Having just hosted an event about the unforeseen dangers of cloning (in a futuristic literary thriller, The Bradbury Report), I was ready to tackle a contemporary story of cell cloning. So we’re thrilled that after much work on everyone’s part, we’re hosting Rebecca Skloot, author of The Immortal Life of Henrietta Lacks on Wednesday, September 1st, at 7 PM.
The book’s been in my to-be-read pile since it came out in the spring, but there’s nothing like an event booking to send a book to the top of the pile. And what a story it is—Skloot tells the story of Lacks’ cancer cells while also telling the story of Lacks’ family, and how they were left behind in the profits made from the cell cultivation.
It's an amazing story, and if you haven't read it yet, I highly recommend it.
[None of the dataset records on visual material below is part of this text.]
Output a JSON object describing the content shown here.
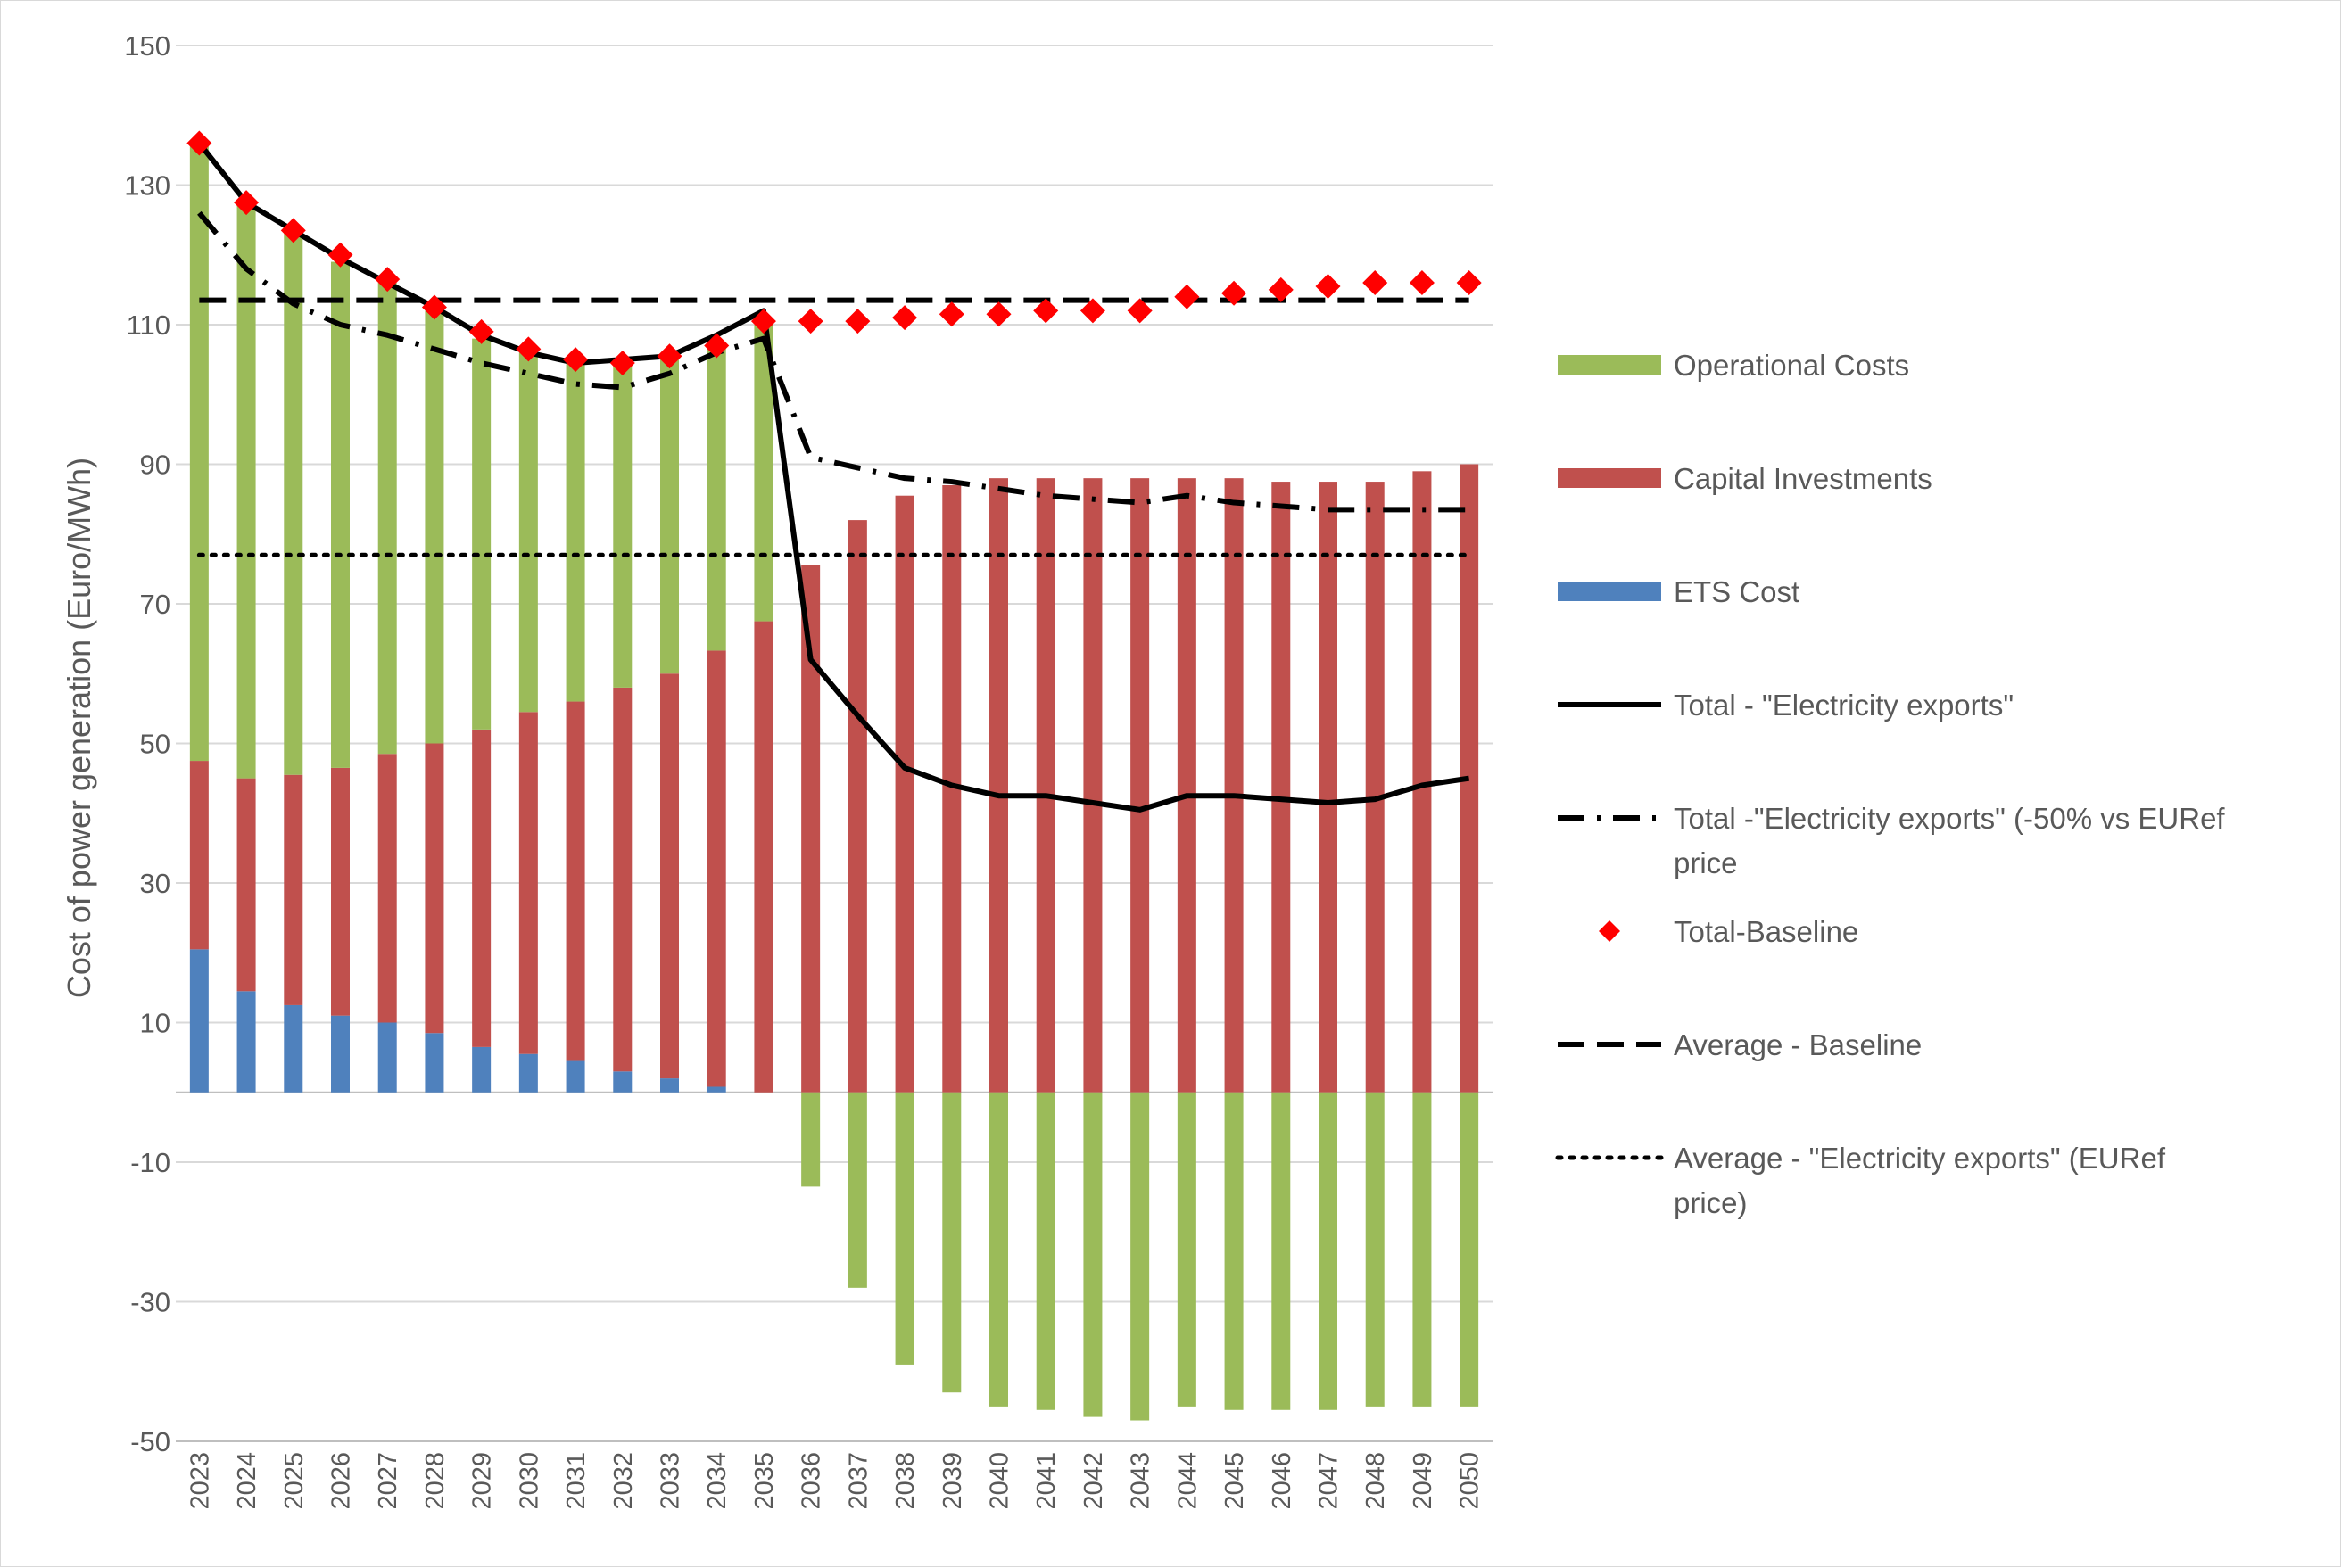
{
  "chart_data": {
    "type": "bar",
    "stacked": true,
    "ylabel": "Cost of power generation (Euro/MWh)",
    "xlabel": "",
    "ylim": [
      -50,
      150
    ],
    "ytick_step": 20,
    "yticks": [
      150,
      130,
      110,
      90,
      70,
      50,
      30,
      10,
      -10,
      -30,
      -50
    ],
    "grid": "horizontal",
    "legend_position": "right",
    "categories": [
      "2023",
      "2024",
      "2025",
      "2026",
      "2027",
      "2028",
      "2029",
      "2030",
      "2031",
      "2032",
      "2033",
      "2034",
      "2035",
      "2036",
      "2037",
      "2038",
      "2039",
      "2040",
      "2041",
      "2042",
      "2043",
      "2044",
      "2045",
      "2046",
      "2047",
      "2048",
      "2049",
      "2050"
    ],
    "series": [
      {
        "name": "Operational Costs",
        "kind": "bar",
        "color": "#9BBB59",
        "values": [
          88.5,
          82.5,
          78,
          72.5,
          67.5,
          62,
          56,
          51.5,
          49,
          47,
          45.5,
          43.5,
          42.5,
          -13.5,
          -28,
          -39,
          -43,
          -45,
          -45.5,
          -46.5,
          -47,
          -45,
          -45.5,
          -45.5,
          -45.5,
          -45,
          -45,
          -45
        ]
      },
      {
        "name": "Capital Investments",
        "kind": "bar",
        "color": "#C0504D",
        "values": [
          27,
          30.5,
          33,
          35.5,
          38.5,
          41.5,
          45.5,
          49,
          51.5,
          55,
          58,
          62.5,
          67.5,
          75.5,
          82,
          85.5,
          87,
          88,
          88,
          88,
          88,
          88,
          88,
          87.5,
          87.5,
          87.5,
          89,
          90
        ]
      },
      {
        "name": "ETS Cost",
        "kind": "bar",
        "color": "#4F81BD",
        "values": [
          20.5,
          14.5,
          12.5,
          11,
          10,
          8.5,
          6.5,
          5.5,
          4.5,
          3,
          2,
          0.8,
          0,
          0,
          0,
          0,
          0,
          0,
          0,
          0,
          0,
          0,
          0,
          0,
          0,
          0,
          0,
          0
        ]
      },
      {
        "name": "Total - \"Electricity exports\"",
        "kind": "line",
        "style": "solid",
        "color": "#000000",
        "values": [
          136,
          127.5,
          123.5,
          119.5,
          116,
          112.5,
          108.5,
          106,
          104.5,
          105,
          105.5,
          108.5,
          112,
          62,
          54,
          46.5,
          44,
          42.5,
          42.5,
          41.5,
          40.5,
          42.5,
          42.5,
          42,
          41.5,
          42,
          44,
          45
        ]
      },
      {
        "name": "Total -\"Electricity exports\" (-50% vs EURef price",
        "kind": "line",
        "style": "dash-dot",
        "color": "#000000",
        "values": [
          126,
          118,
          113,
          110,
          108.5,
          106.5,
          104.5,
          103,
          101.5,
          101,
          103,
          106,
          108,
          91,
          89.5,
          88,
          87.5,
          86.5,
          85.5,
          85,
          84.5,
          85.5,
          84.5,
          84,
          83.5,
          83.5,
          83.5,
          83.5
        ]
      },
      {
        "name": "Total-Baseline",
        "kind": "marker",
        "marker": "diamond",
        "color": "#FF0000",
        "values": [
          136,
          127.5,
          123.5,
          120,
          116.5,
          112.5,
          109,
          106.5,
          105,
          104.5,
          105.5,
          107,
          110.5,
          110.5,
          110.5,
          111,
          111.5,
          111.5,
          112,
          112,
          112,
          114,
          114.5,
          115,
          115.5,
          116,
          116,
          116
        ]
      },
      {
        "name": "Average - Baseline",
        "kind": "line",
        "style": "dashed",
        "color": "#000000",
        "values": [
          113.5,
          113.5,
          113.5,
          113.5,
          113.5,
          113.5,
          113.5,
          113.5,
          113.5,
          113.5,
          113.5,
          113.5,
          113.5,
          113.5,
          113.5,
          113.5,
          113.5,
          113.5,
          113.5,
          113.5,
          113.5,
          113.5,
          113.5,
          113.5,
          113.5,
          113.5,
          113.5,
          113.5
        ]
      },
      {
        "name": "Average - \"Electricity exports\" (EURef price)",
        "kind": "line",
        "style": "dotted",
        "color": "#000000",
        "values": [
          77,
          77,
          77,
          77,
          77,
          77,
          77,
          77,
          77,
          77,
          77,
          77,
          77,
          77,
          77,
          77,
          77,
          77,
          77,
          77,
          77,
          77,
          77,
          77,
          77,
          77,
          77,
          77
        ]
      }
    ],
    "legend": [
      {
        "label": "Operational Costs",
        "symbol": "bar",
        "color": "#9BBB59"
      },
      {
        "label": "Capital Investments",
        "symbol": "bar",
        "color": "#C0504D"
      },
      {
        "label": "ETS Cost",
        "symbol": "bar",
        "color": "#4F81BD"
      },
      {
        "label": "Total - \"Electricity exports\"",
        "symbol": "solid-line",
        "color": "#000000"
      },
      {
        "label": "Total -\"Electricity exports\" (-50% vs EURef",
        "label_line2": "price",
        "symbol": "dash-dot-line",
        "color": "#000000"
      },
      {
        "label": "Total-Baseline",
        "symbol": "diamond",
        "color": "#FF0000"
      },
      {
        "label": "Average - Baseline",
        "symbol": "dashed-line",
        "color": "#000000"
      },
      {
        "label": "Average - \"Electricity exports\" (EURef",
        "label_line2": "price)",
        "symbol": "dotted-line",
        "color": "#000000"
      }
    ]
  }
}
Want to see a video? Here's Skloot discussing the book with Tavis Smiley on PBS. And for a different take, here she is on The Colbert Report. Just a correction, her next book is on leeches, not this one.
If you read the book, one question you might have is whether Skloot started the educational foundation she proposed during the narrative. Well, she did. Here's a link on the Henrietta Lacks Foundation, providing educational scholarships and help with healthcare costs to the descendants of Lacks. And yes, Skloot is donating a portion of the proceeds of the book to this effor.